Le communiqué d’Abdel publié avant son procès lui permettait d’expliquer son point de vue : « Sorti de son contexte discursif et historique, l’usage du terme « héroïque » peut choquer ; je le conçois. Si l’on estime, en effet, que soutenir le droit à la résistance revient nécessairement à se réjouir des morts et du sang versé, alors oui, mon propos est inacceptable. (…) Si l’on omet les 75 années de spoliation, d’oppression et de destruction qui l’ont précédée, alors oui, mon propos est inacceptable.(…) Lorsque j’évoque un « acte héroïque », j’ai notamment en tête cette photo, désormais célèbre, de Palestiniens fêtant la destruction d’une partie de l’immense mur de barbelé assiégeant et séparant Gaza du reste de la Palestine, du reste du monde. Les cœurs justes, amoureux de la vie et de la liberté, n’ont pu rester impassibles face à la charge, puissante et symbolique, de ces images (…). Évidemment, le constat ne peut être qu’amer et extrêmement douloureux quand on pense aux morts, à tous les morts. »

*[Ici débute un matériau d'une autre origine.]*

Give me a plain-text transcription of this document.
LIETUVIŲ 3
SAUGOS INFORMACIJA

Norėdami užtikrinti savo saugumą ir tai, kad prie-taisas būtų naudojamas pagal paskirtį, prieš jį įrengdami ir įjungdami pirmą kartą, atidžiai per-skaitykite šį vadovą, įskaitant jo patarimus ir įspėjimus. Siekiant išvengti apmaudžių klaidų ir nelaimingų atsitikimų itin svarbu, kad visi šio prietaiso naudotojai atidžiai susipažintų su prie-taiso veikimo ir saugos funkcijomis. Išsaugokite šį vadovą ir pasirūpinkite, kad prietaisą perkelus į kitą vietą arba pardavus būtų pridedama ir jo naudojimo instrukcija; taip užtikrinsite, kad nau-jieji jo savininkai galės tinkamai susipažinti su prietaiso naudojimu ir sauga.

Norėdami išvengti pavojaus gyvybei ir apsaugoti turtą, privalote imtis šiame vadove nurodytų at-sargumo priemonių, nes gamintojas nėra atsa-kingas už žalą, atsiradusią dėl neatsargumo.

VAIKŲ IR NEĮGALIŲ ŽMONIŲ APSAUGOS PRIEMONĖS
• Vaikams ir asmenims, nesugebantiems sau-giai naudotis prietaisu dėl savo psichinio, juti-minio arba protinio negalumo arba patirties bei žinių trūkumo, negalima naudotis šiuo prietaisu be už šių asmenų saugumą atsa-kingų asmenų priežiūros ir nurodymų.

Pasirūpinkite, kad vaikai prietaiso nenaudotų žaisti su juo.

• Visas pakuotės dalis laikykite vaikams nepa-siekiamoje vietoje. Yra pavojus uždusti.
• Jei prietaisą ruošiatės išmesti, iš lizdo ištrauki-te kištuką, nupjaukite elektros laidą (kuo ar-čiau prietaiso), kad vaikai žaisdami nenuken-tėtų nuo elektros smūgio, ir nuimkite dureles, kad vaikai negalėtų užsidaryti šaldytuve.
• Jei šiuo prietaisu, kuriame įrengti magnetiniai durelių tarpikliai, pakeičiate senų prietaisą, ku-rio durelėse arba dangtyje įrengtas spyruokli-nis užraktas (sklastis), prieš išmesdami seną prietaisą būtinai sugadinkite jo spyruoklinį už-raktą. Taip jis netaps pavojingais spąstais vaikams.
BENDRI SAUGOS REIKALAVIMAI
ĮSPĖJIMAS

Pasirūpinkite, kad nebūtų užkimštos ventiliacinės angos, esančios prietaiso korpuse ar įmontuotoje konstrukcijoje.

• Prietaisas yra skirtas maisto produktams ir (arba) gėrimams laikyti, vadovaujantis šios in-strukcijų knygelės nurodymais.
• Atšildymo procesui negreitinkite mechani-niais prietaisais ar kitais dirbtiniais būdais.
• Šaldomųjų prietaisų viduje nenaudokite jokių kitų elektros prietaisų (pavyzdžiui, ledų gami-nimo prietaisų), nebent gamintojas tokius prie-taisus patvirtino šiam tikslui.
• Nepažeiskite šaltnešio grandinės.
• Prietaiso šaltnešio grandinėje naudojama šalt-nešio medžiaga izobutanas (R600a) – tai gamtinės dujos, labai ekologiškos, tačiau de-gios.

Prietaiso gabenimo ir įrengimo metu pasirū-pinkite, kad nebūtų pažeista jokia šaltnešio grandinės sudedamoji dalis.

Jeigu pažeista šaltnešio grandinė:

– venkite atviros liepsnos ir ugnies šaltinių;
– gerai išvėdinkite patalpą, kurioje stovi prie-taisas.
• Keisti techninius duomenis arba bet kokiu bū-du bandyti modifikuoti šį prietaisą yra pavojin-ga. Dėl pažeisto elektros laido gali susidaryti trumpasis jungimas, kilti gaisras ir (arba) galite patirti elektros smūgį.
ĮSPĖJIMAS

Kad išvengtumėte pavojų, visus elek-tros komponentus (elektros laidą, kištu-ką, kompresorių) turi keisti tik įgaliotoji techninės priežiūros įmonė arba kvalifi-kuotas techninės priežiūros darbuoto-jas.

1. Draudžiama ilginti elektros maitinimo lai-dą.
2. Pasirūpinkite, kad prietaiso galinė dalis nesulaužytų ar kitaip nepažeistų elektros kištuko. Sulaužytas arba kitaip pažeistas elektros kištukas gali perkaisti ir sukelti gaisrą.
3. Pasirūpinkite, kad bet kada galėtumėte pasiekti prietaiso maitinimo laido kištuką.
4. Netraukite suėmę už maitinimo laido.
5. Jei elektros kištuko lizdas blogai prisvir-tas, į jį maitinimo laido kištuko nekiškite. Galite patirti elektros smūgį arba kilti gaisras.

Sous la pression d’élus PS et LR, et notamment du sénateur socialiste Bourgi, le préfet lance une plainte contre lui. Abdel subit alors une garde à vue de 30 heures. On lui demande des explications sur « chaque virgule de la minute de la vidéo incriminée, mais il y avait six minutes de discours avant », où il dénonçait même la montée de l’antisémitisme. Abdel estime que « c’est en lien avec la criminalisation de ma parole, je suis aussi là parce que je suis un arabo-musulman, je suis quelqu’un qui va être condamné facilement ». Ainsi l’enquêteur lui demande s’il est musulman pratiquant et s’il fréquente une mosquée, à quoi il refuse évidemment de répondre. Il ressort libre dans l’attente de son procès. Ses deux avocats se désistent à deux semaines de l’audience, sous la pression. Il se tourne alors vers la légale team antiraciste qui lui trouve un autre avocat.
Le 8 février, il se retrouve devant le juge qui sonne immédiatement la charge : « Comment qualifiez-vous les actes du 7 octobre ? Du terrorisme ? » Abdel réitère ses propos tenus en garde-à-vue : qualifier la résistance palestinienne de terroriste est une insulte, le terme est galvaudé et sert souvent à disqualifier les ennemis d’un État donné. Sur l’usage de l’adjectif « héroïque » pour parler du 7 octobre, Abdel indique qu’il ne faisait pas référence aux morts de civils mais à des scènes comme celle de la démolition de checkpoints à Gaza : « Il faut se mettre dans la tête d’un Palestinien sous blocus depuis dix-sept ans. », ajoutant « les faits sont tragiques, les morts du 7 octobre sont tragiques ».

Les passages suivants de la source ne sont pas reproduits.